Software bugs in games tend to be funnier than bugs in production systems. This one meant that the ghost of a knocked-out wizard would haunt a pitch square for the rest of the half. Very Discworld, actually.

LLMs make surprisingly reasonable coaches

This was the part I was most uncertain about. Would the agents produce coherent tactical play, or just noise?

Mostly: coherent. Not brilliant, but recognisable as strategy. They pick up the ball when it’s free, they protect the carrier, they run away from situations they’re likely to lose. The multi-move sequences are a bit linear — agents don’t seem to think more than one or two turns ahead — but within a turn they make reasonable prioritisation calls.

The Discworld personas help more than I expected. Framing the decision as “what would Vimes do” gives the model a consistent decision heuristic to operate from. It’s not just aesthetic flavour — it affects the actual choices.

What’s it actually for?

Honestly, most of it was just fun. Discworld, Blood Bowl, AI agents, a reason to build a live dashboard — I didn’t need much more justification than that.

But it’s turned out to be a reasonable testbed for a few things I’m actually interested in:

Can you benchmark LLM tactical reasoning at scale? This is the direct continuation of what I was doing with Risk.

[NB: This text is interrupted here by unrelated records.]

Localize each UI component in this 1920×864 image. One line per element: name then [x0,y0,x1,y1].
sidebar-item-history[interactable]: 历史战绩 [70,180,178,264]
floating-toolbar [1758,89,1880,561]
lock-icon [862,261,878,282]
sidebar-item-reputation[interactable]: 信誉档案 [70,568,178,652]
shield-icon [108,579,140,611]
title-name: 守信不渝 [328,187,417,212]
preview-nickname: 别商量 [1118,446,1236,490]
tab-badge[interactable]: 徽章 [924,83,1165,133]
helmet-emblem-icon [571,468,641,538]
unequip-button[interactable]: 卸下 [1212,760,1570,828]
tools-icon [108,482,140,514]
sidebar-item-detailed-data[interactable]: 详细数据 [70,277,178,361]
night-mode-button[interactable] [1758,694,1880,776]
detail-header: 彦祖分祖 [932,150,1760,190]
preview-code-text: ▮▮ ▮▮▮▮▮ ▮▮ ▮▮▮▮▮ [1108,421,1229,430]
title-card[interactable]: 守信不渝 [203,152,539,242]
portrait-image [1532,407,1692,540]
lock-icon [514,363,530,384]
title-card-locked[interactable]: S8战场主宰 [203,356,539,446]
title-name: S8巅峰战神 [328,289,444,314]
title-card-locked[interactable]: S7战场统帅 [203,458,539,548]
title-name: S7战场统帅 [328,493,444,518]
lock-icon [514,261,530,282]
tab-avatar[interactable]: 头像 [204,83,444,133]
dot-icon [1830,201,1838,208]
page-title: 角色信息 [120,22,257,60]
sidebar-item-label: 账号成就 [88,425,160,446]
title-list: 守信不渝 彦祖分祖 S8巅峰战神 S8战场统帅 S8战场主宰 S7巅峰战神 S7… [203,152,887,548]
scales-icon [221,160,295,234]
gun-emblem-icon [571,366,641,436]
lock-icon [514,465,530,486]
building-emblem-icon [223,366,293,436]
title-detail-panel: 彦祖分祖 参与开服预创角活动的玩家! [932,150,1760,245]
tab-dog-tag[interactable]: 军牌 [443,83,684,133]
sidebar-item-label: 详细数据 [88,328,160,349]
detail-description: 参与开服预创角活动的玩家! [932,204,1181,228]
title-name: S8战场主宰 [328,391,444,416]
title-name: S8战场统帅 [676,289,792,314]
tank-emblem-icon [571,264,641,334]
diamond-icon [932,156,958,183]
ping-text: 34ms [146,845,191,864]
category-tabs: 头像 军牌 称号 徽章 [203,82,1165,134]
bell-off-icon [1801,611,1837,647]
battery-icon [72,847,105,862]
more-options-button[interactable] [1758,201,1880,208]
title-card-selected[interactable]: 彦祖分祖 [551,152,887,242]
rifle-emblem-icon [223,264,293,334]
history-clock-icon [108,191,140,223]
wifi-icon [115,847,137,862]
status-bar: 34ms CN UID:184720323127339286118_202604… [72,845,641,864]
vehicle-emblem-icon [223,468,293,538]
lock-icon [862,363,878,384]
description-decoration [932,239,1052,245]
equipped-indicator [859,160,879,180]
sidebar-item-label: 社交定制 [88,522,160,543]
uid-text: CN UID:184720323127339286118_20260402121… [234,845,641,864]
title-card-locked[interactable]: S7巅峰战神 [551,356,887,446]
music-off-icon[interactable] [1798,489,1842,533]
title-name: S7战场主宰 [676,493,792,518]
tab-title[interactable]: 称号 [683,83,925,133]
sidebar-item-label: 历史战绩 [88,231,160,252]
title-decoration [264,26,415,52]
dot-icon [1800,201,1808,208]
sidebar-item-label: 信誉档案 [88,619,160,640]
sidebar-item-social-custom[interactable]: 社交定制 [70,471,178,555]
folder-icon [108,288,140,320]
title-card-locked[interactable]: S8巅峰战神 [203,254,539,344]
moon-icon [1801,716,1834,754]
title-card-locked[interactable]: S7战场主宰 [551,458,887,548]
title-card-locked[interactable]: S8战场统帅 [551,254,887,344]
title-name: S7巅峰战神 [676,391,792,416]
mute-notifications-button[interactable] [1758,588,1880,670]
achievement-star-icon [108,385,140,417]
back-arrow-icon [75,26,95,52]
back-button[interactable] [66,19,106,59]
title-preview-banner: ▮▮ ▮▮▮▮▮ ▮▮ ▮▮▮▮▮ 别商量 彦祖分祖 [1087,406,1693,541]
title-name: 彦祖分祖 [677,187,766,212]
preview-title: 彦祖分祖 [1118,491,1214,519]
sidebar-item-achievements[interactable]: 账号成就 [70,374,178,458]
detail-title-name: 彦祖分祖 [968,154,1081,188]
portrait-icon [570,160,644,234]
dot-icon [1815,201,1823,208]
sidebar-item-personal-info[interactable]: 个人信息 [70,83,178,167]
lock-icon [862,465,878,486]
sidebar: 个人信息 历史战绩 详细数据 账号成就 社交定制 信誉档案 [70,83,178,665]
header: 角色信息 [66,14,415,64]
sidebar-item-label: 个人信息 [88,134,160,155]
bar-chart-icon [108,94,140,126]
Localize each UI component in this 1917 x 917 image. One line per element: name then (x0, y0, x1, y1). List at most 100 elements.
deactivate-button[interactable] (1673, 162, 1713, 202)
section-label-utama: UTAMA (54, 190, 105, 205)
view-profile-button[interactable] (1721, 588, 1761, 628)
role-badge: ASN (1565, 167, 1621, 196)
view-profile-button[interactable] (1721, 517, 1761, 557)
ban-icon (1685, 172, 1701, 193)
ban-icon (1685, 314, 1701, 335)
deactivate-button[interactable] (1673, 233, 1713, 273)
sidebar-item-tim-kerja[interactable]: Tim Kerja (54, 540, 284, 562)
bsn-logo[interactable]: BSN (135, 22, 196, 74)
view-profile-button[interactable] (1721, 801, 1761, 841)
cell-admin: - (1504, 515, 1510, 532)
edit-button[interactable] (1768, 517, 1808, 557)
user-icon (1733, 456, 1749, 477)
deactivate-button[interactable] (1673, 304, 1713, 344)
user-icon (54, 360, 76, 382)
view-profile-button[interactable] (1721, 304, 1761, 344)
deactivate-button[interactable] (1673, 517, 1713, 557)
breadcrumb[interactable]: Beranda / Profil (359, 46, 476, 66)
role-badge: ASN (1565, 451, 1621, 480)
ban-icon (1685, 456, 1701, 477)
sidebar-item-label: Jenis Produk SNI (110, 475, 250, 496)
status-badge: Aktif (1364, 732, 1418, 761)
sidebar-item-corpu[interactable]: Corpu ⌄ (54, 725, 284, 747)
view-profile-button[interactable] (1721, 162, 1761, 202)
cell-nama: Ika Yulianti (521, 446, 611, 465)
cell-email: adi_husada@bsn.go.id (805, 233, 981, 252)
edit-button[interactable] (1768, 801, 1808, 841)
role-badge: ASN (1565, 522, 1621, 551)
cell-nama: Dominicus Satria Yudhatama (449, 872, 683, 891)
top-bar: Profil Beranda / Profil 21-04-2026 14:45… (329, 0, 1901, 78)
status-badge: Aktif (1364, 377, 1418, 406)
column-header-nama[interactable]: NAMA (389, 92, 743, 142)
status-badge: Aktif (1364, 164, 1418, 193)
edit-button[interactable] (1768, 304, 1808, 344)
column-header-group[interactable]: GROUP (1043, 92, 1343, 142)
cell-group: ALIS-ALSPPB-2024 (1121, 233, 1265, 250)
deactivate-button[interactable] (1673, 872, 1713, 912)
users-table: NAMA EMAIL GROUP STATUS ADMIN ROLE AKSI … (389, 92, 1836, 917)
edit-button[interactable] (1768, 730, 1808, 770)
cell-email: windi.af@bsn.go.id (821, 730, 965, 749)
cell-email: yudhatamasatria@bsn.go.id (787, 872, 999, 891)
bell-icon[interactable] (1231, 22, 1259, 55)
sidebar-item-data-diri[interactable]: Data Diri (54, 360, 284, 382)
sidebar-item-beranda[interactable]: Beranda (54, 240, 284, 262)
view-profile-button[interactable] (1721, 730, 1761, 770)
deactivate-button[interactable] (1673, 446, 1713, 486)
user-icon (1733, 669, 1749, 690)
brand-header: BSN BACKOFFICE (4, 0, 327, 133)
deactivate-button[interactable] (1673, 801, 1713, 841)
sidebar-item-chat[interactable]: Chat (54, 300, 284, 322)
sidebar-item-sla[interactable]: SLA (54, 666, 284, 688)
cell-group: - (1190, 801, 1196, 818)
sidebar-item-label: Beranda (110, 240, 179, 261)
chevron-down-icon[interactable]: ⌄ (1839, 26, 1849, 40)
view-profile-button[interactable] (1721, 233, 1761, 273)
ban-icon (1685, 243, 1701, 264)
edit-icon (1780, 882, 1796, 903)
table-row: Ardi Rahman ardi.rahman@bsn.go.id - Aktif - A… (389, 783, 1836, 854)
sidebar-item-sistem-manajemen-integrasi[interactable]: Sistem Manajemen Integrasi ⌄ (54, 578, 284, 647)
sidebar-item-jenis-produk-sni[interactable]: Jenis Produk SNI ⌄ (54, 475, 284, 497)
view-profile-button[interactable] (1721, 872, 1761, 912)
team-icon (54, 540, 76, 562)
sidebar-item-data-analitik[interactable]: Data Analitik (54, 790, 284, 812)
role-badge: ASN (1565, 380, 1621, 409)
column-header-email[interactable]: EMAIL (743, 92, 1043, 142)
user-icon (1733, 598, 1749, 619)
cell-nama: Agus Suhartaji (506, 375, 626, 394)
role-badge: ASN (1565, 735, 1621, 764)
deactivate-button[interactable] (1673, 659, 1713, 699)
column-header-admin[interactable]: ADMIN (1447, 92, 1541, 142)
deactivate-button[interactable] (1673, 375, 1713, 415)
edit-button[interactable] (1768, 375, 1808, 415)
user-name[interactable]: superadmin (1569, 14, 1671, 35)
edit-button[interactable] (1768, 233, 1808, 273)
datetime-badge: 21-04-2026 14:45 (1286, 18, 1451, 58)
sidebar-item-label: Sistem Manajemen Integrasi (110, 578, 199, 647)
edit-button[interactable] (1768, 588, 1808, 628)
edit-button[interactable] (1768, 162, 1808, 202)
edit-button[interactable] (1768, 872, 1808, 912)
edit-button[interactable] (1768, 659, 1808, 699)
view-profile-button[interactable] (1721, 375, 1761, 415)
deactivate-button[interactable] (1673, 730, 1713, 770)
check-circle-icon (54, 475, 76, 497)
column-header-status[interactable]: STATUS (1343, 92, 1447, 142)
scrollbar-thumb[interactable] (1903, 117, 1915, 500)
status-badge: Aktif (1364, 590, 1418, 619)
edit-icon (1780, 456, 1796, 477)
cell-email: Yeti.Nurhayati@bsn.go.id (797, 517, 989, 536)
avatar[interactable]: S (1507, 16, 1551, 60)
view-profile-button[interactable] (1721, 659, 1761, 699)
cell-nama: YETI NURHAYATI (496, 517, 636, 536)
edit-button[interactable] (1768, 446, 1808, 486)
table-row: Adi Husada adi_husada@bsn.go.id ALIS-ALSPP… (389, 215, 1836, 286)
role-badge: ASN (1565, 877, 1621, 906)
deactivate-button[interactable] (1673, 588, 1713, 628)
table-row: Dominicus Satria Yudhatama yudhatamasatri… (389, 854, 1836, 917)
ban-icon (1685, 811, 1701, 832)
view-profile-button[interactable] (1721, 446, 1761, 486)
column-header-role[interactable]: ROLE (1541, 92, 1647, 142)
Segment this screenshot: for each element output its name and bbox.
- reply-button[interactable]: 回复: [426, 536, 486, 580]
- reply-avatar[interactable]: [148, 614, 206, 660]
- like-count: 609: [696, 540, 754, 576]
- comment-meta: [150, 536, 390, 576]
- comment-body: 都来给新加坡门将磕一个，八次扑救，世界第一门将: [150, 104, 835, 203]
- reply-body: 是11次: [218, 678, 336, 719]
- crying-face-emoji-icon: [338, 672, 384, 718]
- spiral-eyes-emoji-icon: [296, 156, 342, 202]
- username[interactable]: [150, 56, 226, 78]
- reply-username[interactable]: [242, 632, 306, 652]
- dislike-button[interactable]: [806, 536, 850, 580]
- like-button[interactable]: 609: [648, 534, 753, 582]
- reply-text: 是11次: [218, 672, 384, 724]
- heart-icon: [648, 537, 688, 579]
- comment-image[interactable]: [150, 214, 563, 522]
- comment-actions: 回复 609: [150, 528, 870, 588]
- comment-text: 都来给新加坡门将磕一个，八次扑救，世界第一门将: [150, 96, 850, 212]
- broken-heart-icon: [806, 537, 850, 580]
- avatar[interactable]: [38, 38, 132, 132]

In AI at Play I found that Horizon Alpha was aggressively dominant and Qwen-3 wouldn’t stop sending diplomatic messages. Scramble runs a similar tournament but with a game I designed to surface tactical reasoning more cleanly. If you run enough games, does a pattern emerge in which models are better at sequential multi-step planning? We don’t have enough data yet, but the infrastructure is there.

How much do system prompt personas affect decision quality? The Vimes/Ponder framing is a controlled variable — same model, same game state, different character. I’d like to run ablation matches (neutral system prompt vs. character prompt) to see if the persona actually changes behaviour beyond surface-level tone.

What makes a good action space for LLM agents? The valid-actions fix was the biggest single improvement to game quality. I think there’s a general pattern here about how to design interfaces for agents that’s worth writing about separately.

If any of that sounds interesting to you, the code is open and PRs are welcome. There’s a skills file in the repo (skills/README.md) if you want to build your own agent and play it against Vimes.

What’s next

A few things on the list:

  • More games. The tournament needs to run for a while before the leaderboard means anything. Leaving it running is the main thing.
  • Tackle zones. The current game doesn’t visually indicate which squares require a dodge roll to leave. Agents know this from the state summary, but it’d make the dashboard much more readable.
  • Seasons. Right now it’s just continuous matches. A proper tournament bracket with a season structure would give the leaderboard more shape.
  • Your agent. The player agent is a clean interface. If you want to plug in a different model, a fine-tuned persona, or a non-LLM agent, there’s a path for that. Instructions in the repo.

The Patrician has been informed of this project. He neither approved nor disapproved. He simply noted that if it became a problem he would know who to talk to.